Rachel cocked her head. “By the time I was strong enough, the need for it had waned.”
Speak with more care, Tassel conveyed. “Not one to sneak out of the house?”
“As opposed to you, who’s an expert in soundproofing strangers’ bedrooms?”
Tassel laughed and turned his palms out. “You’ve earned yourself a truce.”
“Finally,” Rachel sighed, putting on a show mostly for Matt’s sake. “I’d settle for a night of peace and quiet.”
“Well deserved.” Tassel curtsied gracefully. “To the morning, then.”

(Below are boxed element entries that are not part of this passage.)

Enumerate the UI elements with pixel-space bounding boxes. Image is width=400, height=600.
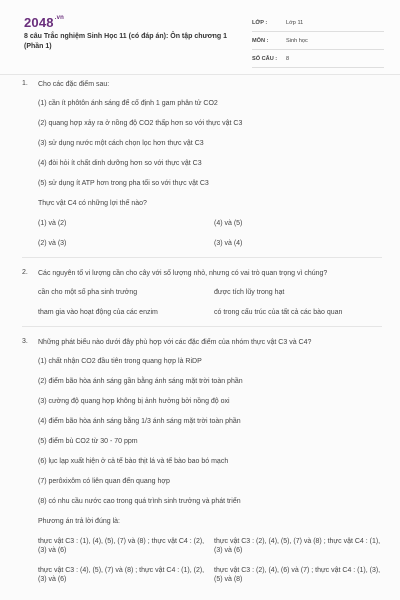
question-text: Cho các đặc điểm sau: [38,81,110,88]
statement: (3) cường độ quang hợp không bị ảnh hưởng bởi nồng độ oxi [38,398,230,405]
site-logo[interactable] [24,15,64,30]
answer-option[interactable]: (4) và (5) [214,220,243,227]
answer-options [38,219,382,248]
question-prompt: Phương án trả lời đúng là: [38,518,120,525]
answer-option[interactable]: thực vật C3 : (4), (5), (7) và (8) ; thực vật C4 : (1), (2), (3) và (6) [38,567,205,583]
meta-row-class [252,14,384,32]
statement: (1) cần ít phôtôn ánh sáng để cố định 1 gam phân tử CO2 [38,100,218,107]
statement: (8) có nhu cầu nước cao trong quá trình sinh trưởng và phát triển [38,498,241,505]
question-text: Các nguyên tố vi lượng cần cho cây với số lượng nhỏ, nhưng có vai trò quan trọng vì chúng? [38,270,328,277]
answer-option[interactable]: có trong cấu trúc của tất cả các bào quan [214,309,343,316]
question-list [22,80,382,584]
question-body [38,80,382,248]
answer-options [38,537,382,584]
statement: (2) điểm bão hòa ánh sáng gần bằng ánh sáng mặt trời toàn phần [38,378,243,385]
question-number: 3. [22,338,28,345]
statement: (4) đòi hỏi ít chất dinh dưỡng hơn so với thực vật C3 [38,160,202,167]
statement: (1) chất nhận CO2 đầu tiên trong quang hợp là RiDP [38,358,202,365]
question-number: 2. [22,269,28,276]
answer-option[interactable]: thực vật C3 : (1), (4), (5), (7) và (8) ; thực vật C4 : (2), (3) và (6) [38,538,205,554]
statement: (4) điểm bão hòa ánh sáng bằng 1/3 ánh sáng mặt trời toàn phần [38,418,241,425]
logo-suffix: .vn [54,15,65,21]
question-number: 1. [22,80,28,87]
question-divider [22,326,382,327]
question-2 [22,269,382,317]
meta-label: MÔN : [252,37,269,44]
question-body [38,269,382,317]
question-body [38,338,382,584]
question-divider [22,257,382,258]
statement: (2) quang hợp xảy ra ở nồng độ CO2 thấp hơn so với thực vật C3 [38,120,243,127]
meta-row-subject [252,32,384,50]
meta-value: 8 [286,55,290,62]
answer-option[interactable]: thực vật C3 : (2), (4), (5), (7) và (8) ; thực vật C4 : (1), (3) và (6) [214,538,381,554]
answer-option[interactable]: được tích lũy trong hạt [214,289,285,296]
meta-row-count [252,50,384,68]
statement: (5) sử dụng ít ATP hơn trong pha tối so với thực vật C3 [38,180,209,187]
question-3 [22,338,382,584]
question-1 [22,80,382,248]
meta-label: SỐ CÂU : [252,55,278,62]
answer-option[interactable]: (2) và (3) [38,240,67,247]
meta-value: Lớp 11 [286,19,304,26]
logo-text: 2048 [24,15,54,30]
document-meta [252,14,384,68]
question-prompt: Thực vật C4 có những lợi thế nào? [38,200,147,207]
answer-option[interactable]: (3) và (4) [214,240,243,247]
question-text: Những phát biểu nào dưới đây phù hợp với các đặc điểm của nhóm thực vật C3 và C4? [38,339,312,346]
answer-option[interactable]: cần cho một số pha sinh trưởng [38,289,138,296]
answer-option[interactable]: thực vật C3 : (2), (4), (6) và (7) ; thực vật C4 : (1), (3), (5) và (8) [214,567,381,583]
answer-options [38,288,382,317]
statement: (3) sử dụng nước một cách chọn lọc hơn thực vật C3 [38,140,204,147]
statement: (7) perôxixôm có liên quan đến quang hợp [38,478,170,485]
answer-option[interactable]: (1) và (2) [38,220,67,227]
meta-value: Sinh học [286,37,308,44]
statement: (5) điểm bù CO2 từ 30 - 70 ppm [38,438,138,445]
meta-label: LỚP : [252,19,268,26]
answer-option[interactable]: tham gia vào hoạt động của các enzim [38,309,158,316]
document-header [0,0,400,75]
document-title: 8 câu Trắc nghiệm Sinh Học 11 (có đáp án): Ôn tập chương 1 (Phần 1) [24,33,227,50]
statement: (6) lục lạp xuất hiện ở cả tế bào thịt lá và tế bào bao bó mạch [38,458,229,465]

Before anyone else had the chance to speak, he spun on his heel as the door unlatched itself and opened for him. He exited swiftly, a flourish of his left hand the last thing Rachel saw until the door swung shut and deadbolted itself behind him.
Would you care to converse further? Tassel hummed from beyond the wall.
Leave us, Rachel replied. I look forward to sparring after we’ve both had our rest.
As you wish. Tassel’s mind narrowed like curtains on a stage until Rachel couldn’t distinguish him from the city’s ever-present background hum.
She extinguished the oil lamp with a word before Matt could see the wicked smile tugging itself across her face.